Urus Dokumen Kewarganegaraan Tanpa Kendala Bersama Jangkar Groups
Birokrasi imigrasi dan hukum kewarganegaraan seringkali rumit dan memakan waktu. Kesalahan kecil dalam pengajuan afidavit atau telat melapor dapat berakibat fatal pada status kewarganegaraan anak Anda.

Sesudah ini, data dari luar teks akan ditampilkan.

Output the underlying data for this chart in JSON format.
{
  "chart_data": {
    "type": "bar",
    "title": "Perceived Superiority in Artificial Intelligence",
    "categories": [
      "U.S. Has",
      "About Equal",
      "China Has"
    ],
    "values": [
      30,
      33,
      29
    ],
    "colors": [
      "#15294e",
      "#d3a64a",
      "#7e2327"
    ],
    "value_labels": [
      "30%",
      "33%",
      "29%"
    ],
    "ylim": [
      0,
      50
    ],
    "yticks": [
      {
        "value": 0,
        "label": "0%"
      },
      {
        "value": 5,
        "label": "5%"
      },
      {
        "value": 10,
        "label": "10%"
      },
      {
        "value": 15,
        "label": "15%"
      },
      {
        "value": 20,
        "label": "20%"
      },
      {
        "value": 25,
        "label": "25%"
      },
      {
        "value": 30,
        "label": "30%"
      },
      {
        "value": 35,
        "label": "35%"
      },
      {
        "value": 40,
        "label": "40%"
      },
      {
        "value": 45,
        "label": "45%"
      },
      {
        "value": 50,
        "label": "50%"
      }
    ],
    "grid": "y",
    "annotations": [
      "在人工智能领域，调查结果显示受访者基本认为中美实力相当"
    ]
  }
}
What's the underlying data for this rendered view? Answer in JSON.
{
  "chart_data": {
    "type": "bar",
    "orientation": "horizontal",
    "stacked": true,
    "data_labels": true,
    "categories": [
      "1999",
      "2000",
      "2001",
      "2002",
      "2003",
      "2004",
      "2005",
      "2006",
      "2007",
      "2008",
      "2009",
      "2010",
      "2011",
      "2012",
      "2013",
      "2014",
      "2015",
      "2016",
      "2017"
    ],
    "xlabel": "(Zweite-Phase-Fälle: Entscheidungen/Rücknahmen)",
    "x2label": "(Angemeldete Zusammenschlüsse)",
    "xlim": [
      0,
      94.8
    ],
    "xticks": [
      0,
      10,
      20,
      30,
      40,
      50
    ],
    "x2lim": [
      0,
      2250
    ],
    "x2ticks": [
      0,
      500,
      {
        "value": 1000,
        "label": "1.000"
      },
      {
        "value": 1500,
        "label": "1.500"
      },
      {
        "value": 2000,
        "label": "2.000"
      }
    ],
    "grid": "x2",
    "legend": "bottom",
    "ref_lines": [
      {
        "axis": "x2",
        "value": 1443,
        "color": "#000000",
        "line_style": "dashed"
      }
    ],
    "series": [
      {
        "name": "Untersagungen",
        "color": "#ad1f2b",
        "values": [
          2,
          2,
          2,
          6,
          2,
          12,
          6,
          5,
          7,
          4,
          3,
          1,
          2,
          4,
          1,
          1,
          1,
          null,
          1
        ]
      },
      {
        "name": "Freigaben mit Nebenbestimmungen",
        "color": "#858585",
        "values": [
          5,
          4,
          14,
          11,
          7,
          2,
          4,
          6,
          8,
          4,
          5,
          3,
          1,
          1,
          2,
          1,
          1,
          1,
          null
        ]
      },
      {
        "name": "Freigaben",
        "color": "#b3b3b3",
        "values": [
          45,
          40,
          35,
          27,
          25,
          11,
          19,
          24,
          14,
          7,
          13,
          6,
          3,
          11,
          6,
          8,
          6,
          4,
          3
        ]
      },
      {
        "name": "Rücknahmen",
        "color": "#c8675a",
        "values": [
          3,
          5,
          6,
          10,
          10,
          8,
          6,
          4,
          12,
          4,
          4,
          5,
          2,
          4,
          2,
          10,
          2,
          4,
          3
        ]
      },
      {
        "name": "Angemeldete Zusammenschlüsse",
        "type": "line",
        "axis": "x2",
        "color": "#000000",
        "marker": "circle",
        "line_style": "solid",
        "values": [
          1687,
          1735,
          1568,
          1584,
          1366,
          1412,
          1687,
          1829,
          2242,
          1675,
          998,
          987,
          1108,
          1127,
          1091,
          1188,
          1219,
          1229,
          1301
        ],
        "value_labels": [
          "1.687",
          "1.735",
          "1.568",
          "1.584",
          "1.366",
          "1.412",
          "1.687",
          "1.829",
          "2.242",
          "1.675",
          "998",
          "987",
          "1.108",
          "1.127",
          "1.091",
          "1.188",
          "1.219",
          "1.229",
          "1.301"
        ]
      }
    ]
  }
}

Jangkar Groups hadir sebagai konsultan legalitas resmi untuk mendampingi Anda:
- ✅ Pembuatan & Perpanjangan Afidavit: Proses cepat dan termonitor di Ditjen Imigrasi.
- ✅ Asistensi Pemilihan Kewarganegaraan: Bantuan pendaftaran dan pemberkasan bagi anak usia 18-21 tahun.
- ✅ Alih Status & ITAP: Layanan terintegrasi untuk keluarga multinasional.
Apa Kata Klien Kami?
Berdasarkan 1.284 ulasan klien terbantu dalam pengurusan Afidavit & Kewarganegaraan Ganda.
FAQ: Pertanyaan Kewajiban Kewarganegaraan Ganda Indonesia
Apakah subjek kewarganegaraan ganda wajib memiliki dua paspor?
Jadi, Tidak di wajibkan memiliki keduanya secara bersamaan, namun anak berhak memegang paspor asing (yang di beri afidavit RI) maupun paspor Indonesia sekaligus hingga batas waktu pemilihan kewarganegaraan tiba.
Bagaimana cara memilih untuk tetap menjadi WNI setelah usia 18 tahun?
Anak wajib mengajukan permohonan tertulis kepada Menteri Hukum dan HAM (melalui Kanwil Kemenkumham atau KBRI) dengan melampirkan bukti penyerahan dokumen kewarganegaraan asing (pengembalian paspor asing).
Apakah orang dewasa bisa mendapatkan kewarganegaraan ganda di Indonesia?
Tidak bisa. Oleh karena itu, Hukum Indonesia dengan tegas menolak kewarganegaraan ganda bagi orang dewasa. Status ganda hanya berlaku bagi anak-anak di bawah umur 21 tahun sesuai kriteria UU.
Apa risiko jika lupa mendaftarkan Afidavit untuk anak?
Anak Anda akan di anggap sebagai warga negara asing (WNA) sepenuhnya oleh imigrasi Indonesia. Mereka wajib memiliki Visa untuk masuk ke Indonesia dan terancam sanksi overstay jika izin tinggalnya habis.